Ad esempio potrebbe avere senso che tutti al mattino ci misurassimo la temperatura con un semplice termometro? Nel caso di rialzo oltre i 37 gradi o tosse e astenia non andare tassativamente al lavoro o fuori casa? Chi contattare? Dove andare o dove non andare per avere accesso a strutture sanitarie? In che tempi gli eventuali contagiati saranno presi in carico? In che tempo fare l’esame del tampone? Come avvertire e se avvertire in modo anonimo, possibilmente, i vari contatti che abbiamo avuto nelle ultime due settimane?

Poi occorre sapere da fonti autorevoli come comportarsi nei bar, nelle fabbriche, per accedere ai bagni. I bagni devono avere un igienizzante da usare prima e dopo l’accesso? Deve essere garantita una ventilazione dopo ogni accesso? Per quanto tempo? I muratori devono portare i guanti? Gli idraulici? Il notaio? Il commercialista?

Le regole devono essere il più possibile dettagliate, sia a livello dei micro comportamenti sia a quello delle decisioni collettive. Ad esempio, se si crea un focolaio (a proposito cosa si intende per focolaio infettivo? Quanti casi lo definiscono?) in che tempi prefetto e/o presidente di regione decidono una zona rossa in un comune?

Purtroppo i virologi che infestano la televisione (paiono virus che si sono riprodotti) hanno detto tutto e il contrario di tutto in questi ultimi due mesi. Si è passati dal definire il Covid una banale influenza che necessitava solo del lavaggio delle mani e di un distanziamento di un metro a paventare che, anche se si corre o si cammina per strada, si potrebbe respirare il virus e morire. Si è iniziato dall’idea che, per infettarsi, occorra un contatto ravvicinato e stretto, alla percezione di un pericolo sempre e costantemente presente, per cui guai a toccare un interruttore, una maniglia, un foglio di carta o una busta.

A questo punto basta balletti televisivi, condotti da chi dice esattamente il contrario di ciò che aveva asserito con convinzione un mese fa. Ora tutti i responsabili devono mettersi al lavoro. Occorrono regole per i postini, per i corrieri, per il fruttivendolo, il meccanico etc. A proposito: è consentito nei grandi centri commerciali l’utilizzo di un termoscanner per inibire l’accesso a chi ha temperature elevate?

Qualcuno obietterà che in questo modo si alimenta una burocrazia eccessiva, che far rispettare le regole è complesso e non si può mettere un vigile di fianco a ogni cittadino. E’ vero, tanto che forse sono più utili regole non coercitive ma chiare a cui spontaneamente uniformarsi. Direttive che tolgano l’ambiguità. Non leggi con penali, ma regole che i cittadini possono consultare per cercare un modo di convivere col virus.

Il fatto che i giudici si stiano buttando nell’agone, aprendo fascicoli con ipotesi di disastro o omicidio colposo mette paura, per cui c’è il rischio che nessuno abbia il coraggio di formulare per iscritto delle regole.
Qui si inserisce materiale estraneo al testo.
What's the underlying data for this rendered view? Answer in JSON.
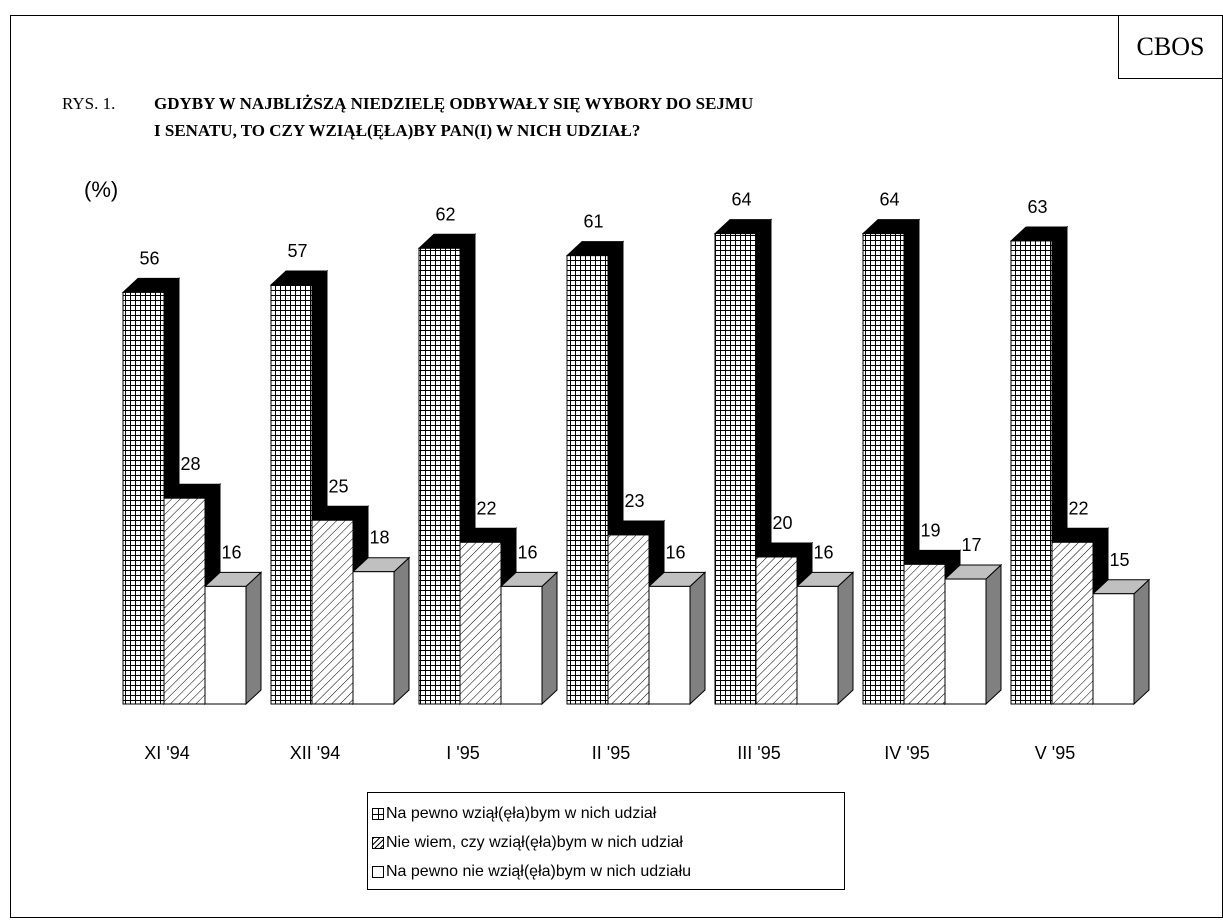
{
  "logo": "CBOS",
  "title": {
    "prefix": "RYS. 1.",
    "line1": "GDYBY W NAJBLIŻSZĄ NIEDZIELĘ ODBYWAŁY SIĘ WYBORY DO SEJMU",
    "line2": "I SENATU, TO CZY WZIĄŁ(ĘŁA)BY PAN(I) W NICH UDZIAŁ?"
  },
  "unit_label": "(%)",
  "chart_data": {
    "type": "bar",
    "title": "GDYBY W NAJBLIŻSZĄ NIEDZIELĘ ODBYWAŁY SIĘ WYBORY DO SEJMU I SENATU, TO CZY WZIĄŁ(ĘŁA)BY PAN(I) W NICH UDZIAŁ?",
    "ylabel": "(%)",
    "xlabel": "",
    "ylim": [
      0,
      70
    ],
    "grid": false,
    "legend_position": "bottom",
    "categories": [
      "XI '94",
      "XII '94",
      "I '95",
      "II '95",
      "III '95",
      "IV '95",
      "V '95"
    ],
    "series": [
      {
        "name": "Na pewno wziął(ęła)bym w nich udział",
        "pattern": "grid",
        "values": [
          56,
          57,
          62,
          61,
          64,
          64,
          63
        ]
      },
      {
        "name": "Nie wiem, czy wziął(ęła)bym w nich udział",
        "pattern": "hatch",
        "values": [
          28,
          25,
          22,
          23,
          20,
          19,
          22
        ]
      },
      {
        "name": "Na pewno nie wziął(ęła)bym w nich udziału",
        "pattern": "blank",
        "values": [
          16,
          18,
          16,
          16,
          16,
          17,
          15
        ]
      }
    ],
    "colors": {
      "edge": "#000000",
      "side_face": "#808080",
      "top_face": "#c0c0c0",
      "shadow": "#000000",
      "fill": "#ffffff"
    }
  }
}
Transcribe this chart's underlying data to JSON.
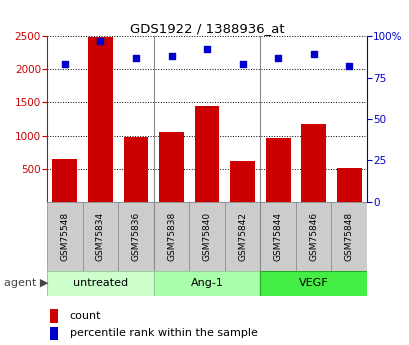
{
  "title": "GDS1922 / 1388936_at",
  "samples": [
    "GSM75548",
    "GSM75834",
    "GSM75836",
    "GSM75838",
    "GSM75840",
    "GSM75842",
    "GSM75844",
    "GSM75846",
    "GSM75848"
  ],
  "counts": [
    650,
    2490,
    980,
    1050,
    1450,
    620,
    960,
    1170,
    510
  ],
  "percentile_ranks": [
    83,
    97,
    87,
    88,
    92,
    83,
    87,
    89,
    82
  ],
  "groups": [
    {
      "label": "untreated",
      "indices": [
        0,
        1,
        2
      ],
      "color": "#ccffcc",
      "edge": "#99cc99"
    },
    {
      "label": "Ang-1",
      "indices": [
        3,
        4,
        5
      ],
      "color": "#aaffaa",
      "edge": "#99cc99"
    },
    {
      "label": "VEGF",
      "indices": [
        6,
        7,
        8
      ],
      "color": "#44ee44",
      "edge": "#22aa22"
    }
  ],
  "ylim_left": [
    0,
    2500
  ],
  "ylim_right": [
    0,
    100
  ],
  "yticks_left": [
    500,
    1000,
    1500,
    2000,
    2500
  ],
  "yticks_right": [
    0,
    25,
    50,
    75,
    100
  ],
  "bar_color": "#cc0000",
  "dot_color": "#0000cc",
  "plot_bg_color": "#ffffff",
  "grid_color": "#000000",
  "legend_count_label": "count",
  "legend_percentile_label": "percentile rank within the sample",
  "left_axis_color": "#cc0000",
  "right_axis_color": "#0000cc",
  "sample_box_color": "#cccccc",
  "sample_box_edge": "#888888",
  "agent_label": "agent",
  "agent_arrow": "▶"
}
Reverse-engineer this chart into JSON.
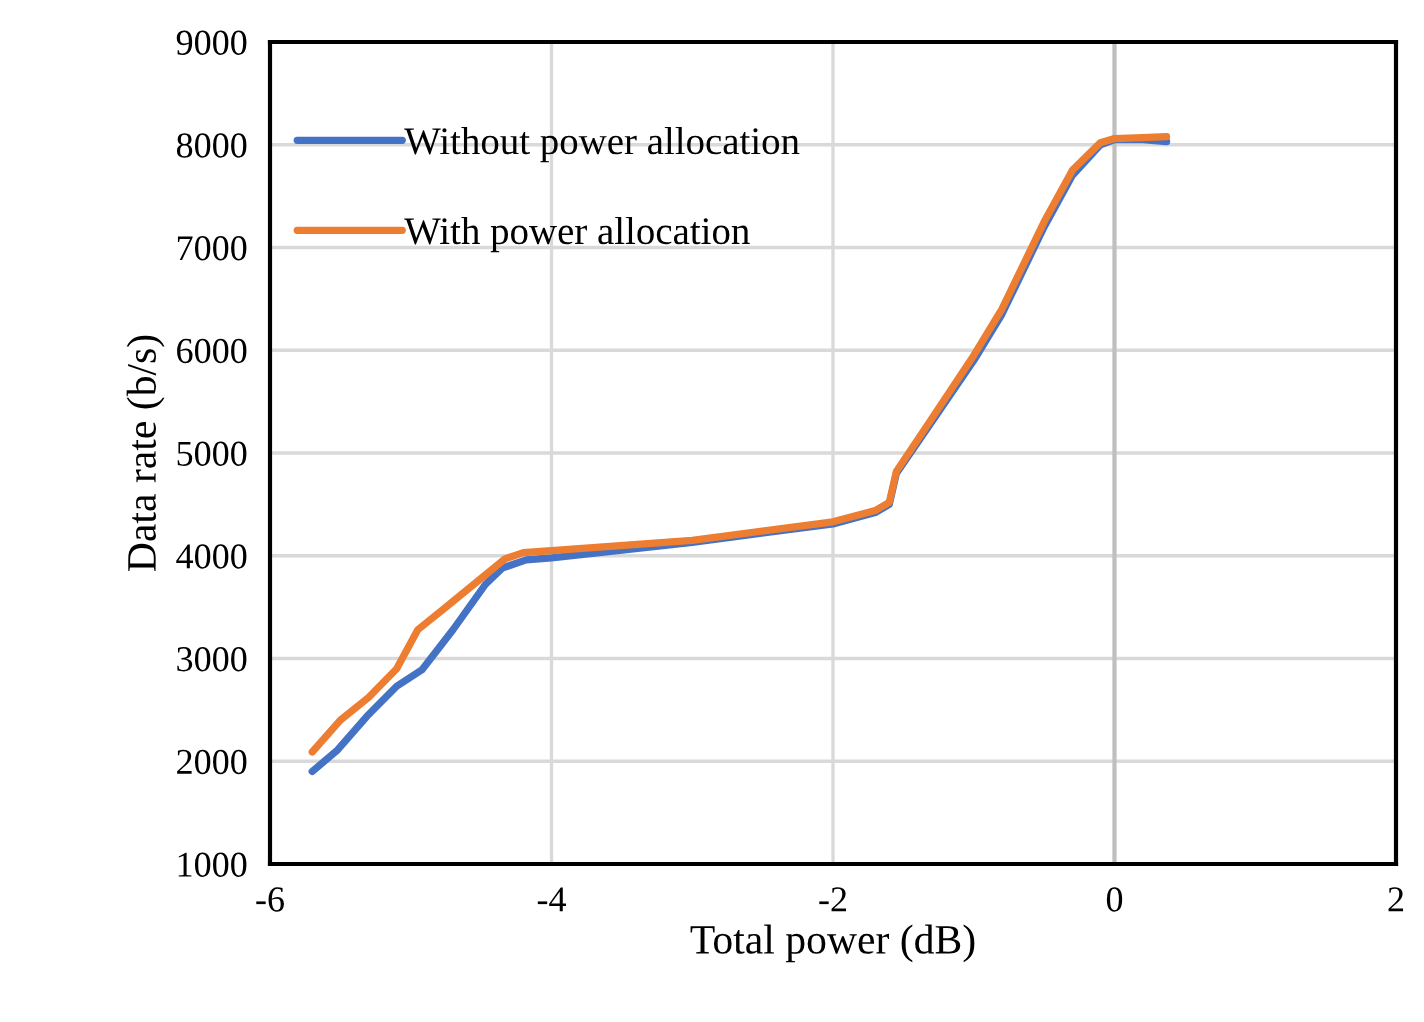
{
  "chart_data": {
    "type": "line",
    "xlabel": "Total power (dB)",
    "ylabel": "Data rate (b/s)",
    "xlim": [
      -6,
      2
    ],
    "xticks": [
      -6,
      -4,
      -2,
      0,
      2
    ],
    "ylim": [
      1000,
      9000
    ],
    "yticks": [
      1000,
      2000,
      3000,
      4000,
      5000,
      6000,
      7000,
      8000,
      9000
    ],
    "grid": true,
    "legend": "top left",
    "marker": "none",
    "line_style": "solid",
    "ref_lines": [
      {
        "axis": "x",
        "value": 0,
        "color": "#bfbfbf"
      }
    ],
    "series": [
      {
        "name": "Without power allocation",
        "color": "#4472c4",
        "x": [
          -5.7,
          -5.52,
          -5.31,
          -5.1,
          -4.92,
          -4.7,
          -4.47,
          -4.35,
          -4.18,
          -4.0,
          -3,
          -2,
          -1.7,
          -1.6,
          -1.55,
          -1.3,
          -1,
          -0.8,
          -0.5,
          -0.3,
          -0.1,
          0,
          0.2,
          0.37
        ],
        "values": [
          1900,
          2110,
          2440,
          2730,
          2890,
          3280,
          3720,
          3880,
          3960,
          3980,
          4130,
          4310,
          4420,
          4500,
          4800,
          5300,
          5900,
          6350,
          7200,
          7700,
          8000,
          8050,
          8050,
          8030
        ]
      },
      {
        "name": "With power allocation",
        "color": "#ed7d31",
        "x": [
          -5.7,
          -5.5,
          -5.3,
          -5.1,
          -4.95,
          -4.75,
          -4.5,
          -4.33,
          -4.2,
          -4,
          -3,
          -2,
          -1.7,
          -1.6,
          -1.55,
          -1.3,
          -1,
          -0.8,
          -0.5,
          -0.3,
          -0.1,
          0,
          0.2,
          0.37
        ],
        "values": [
          2090,
          2400,
          2620,
          2900,
          3280,
          3500,
          3780,
          3970,
          4030,
          4050,
          4150,
          4330,
          4440,
          4520,
          4820,
          5330,
          5950,
          6400,
          7250,
          7750,
          8020,
          8060,
          8070,
          8080
        ]
      }
    ]
  }
}
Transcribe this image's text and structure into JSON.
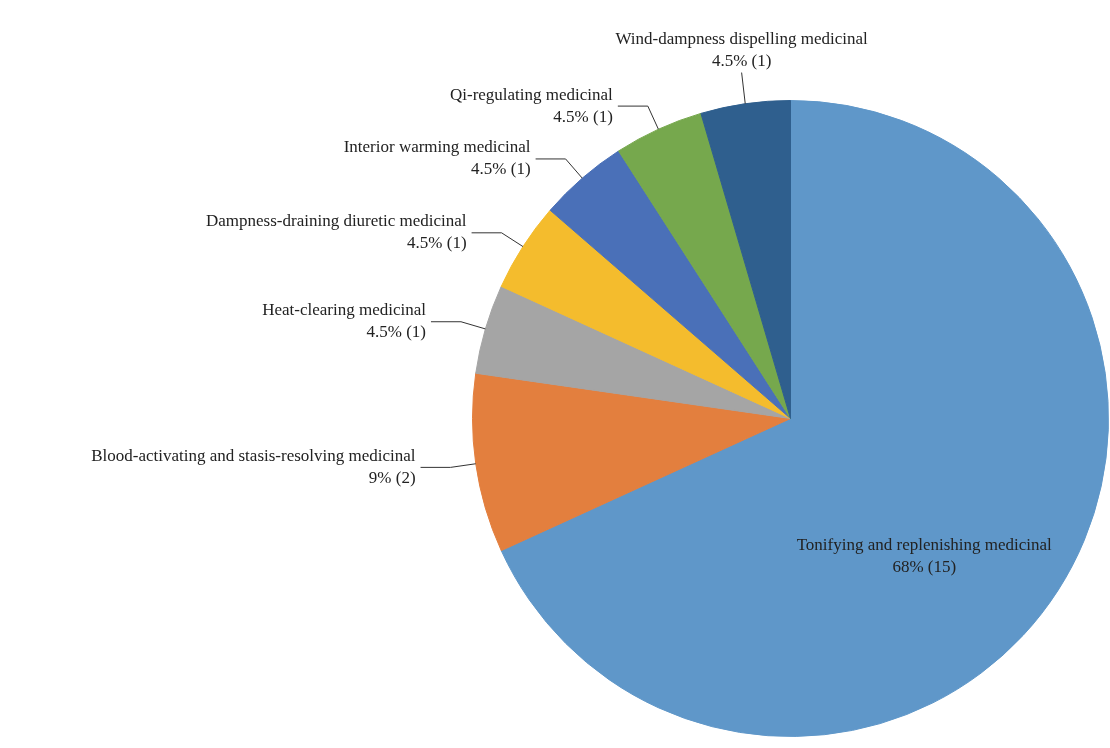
{
  "chart_data": {
    "type": "pie",
    "categories": [
      "Tonifying and replenishing medicinal",
      "Blood-activating and stasis-resolving medicinal",
      "Heat-clearing medicinal",
      "Dampness-draining diuretic medicinal",
      "Interior warming medicinal",
      "Qi-regulating medicinal",
      "Wind-dampness dispelling medicinal"
    ],
    "values": [
      15,
      2,
      1,
      1,
      1,
      1,
      1
    ],
    "value_labels": [
      "68% (15)",
      "9% (2)",
      "4.5% (1)",
      "4.5% (1)",
      "4.5% (1)",
      "4.5% (1)",
      "4.5% (1)"
    ],
    "colors": [
      "#5f97c9",
      "#e37f3e",
      "#a5a5a5",
      "#f4bc2d",
      "#4a70b8",
      "#76a84d",
      "#2f5f8e"
    ]
  }
}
Come moderni Don Abbondio i vari comitati predisposti a indicare delle regole potrebbero esprimere pareri fumosi, che servono a poco, ma li preservano in caso di denuncia.

A catena i burocrati responsabili possono usare la loro sperimentata abilità per produrre direttive volutamente ambigue. Il proliferare, anche questo virale, delle “task force” per cui ormai ce ne sono una ventina non aiuta, in quanto c’è costantemente il rischio del rimpallo fra l’una e l’altra. Prevale il parere dell’Istituto superiore della sanità? Della task force della protezione civile? Di quella del presidente del consiglio? Del consiglio superiore di sanità? O degli assessori regionali alla sanità? O l’ultima nata delle città metropolitane?

Sappiamo che la situazione è incerta, non vi sono evidenze assolute e incontrovertibili, ma proprio per questo qualcuno, che a questo punto può avere preventivamente una sorta di immunità penale sulle conseguenze nel caso sbagli, deve prendersi la responsabilità di indicare percorsi e regole molto ben definite e che tutti capiscano.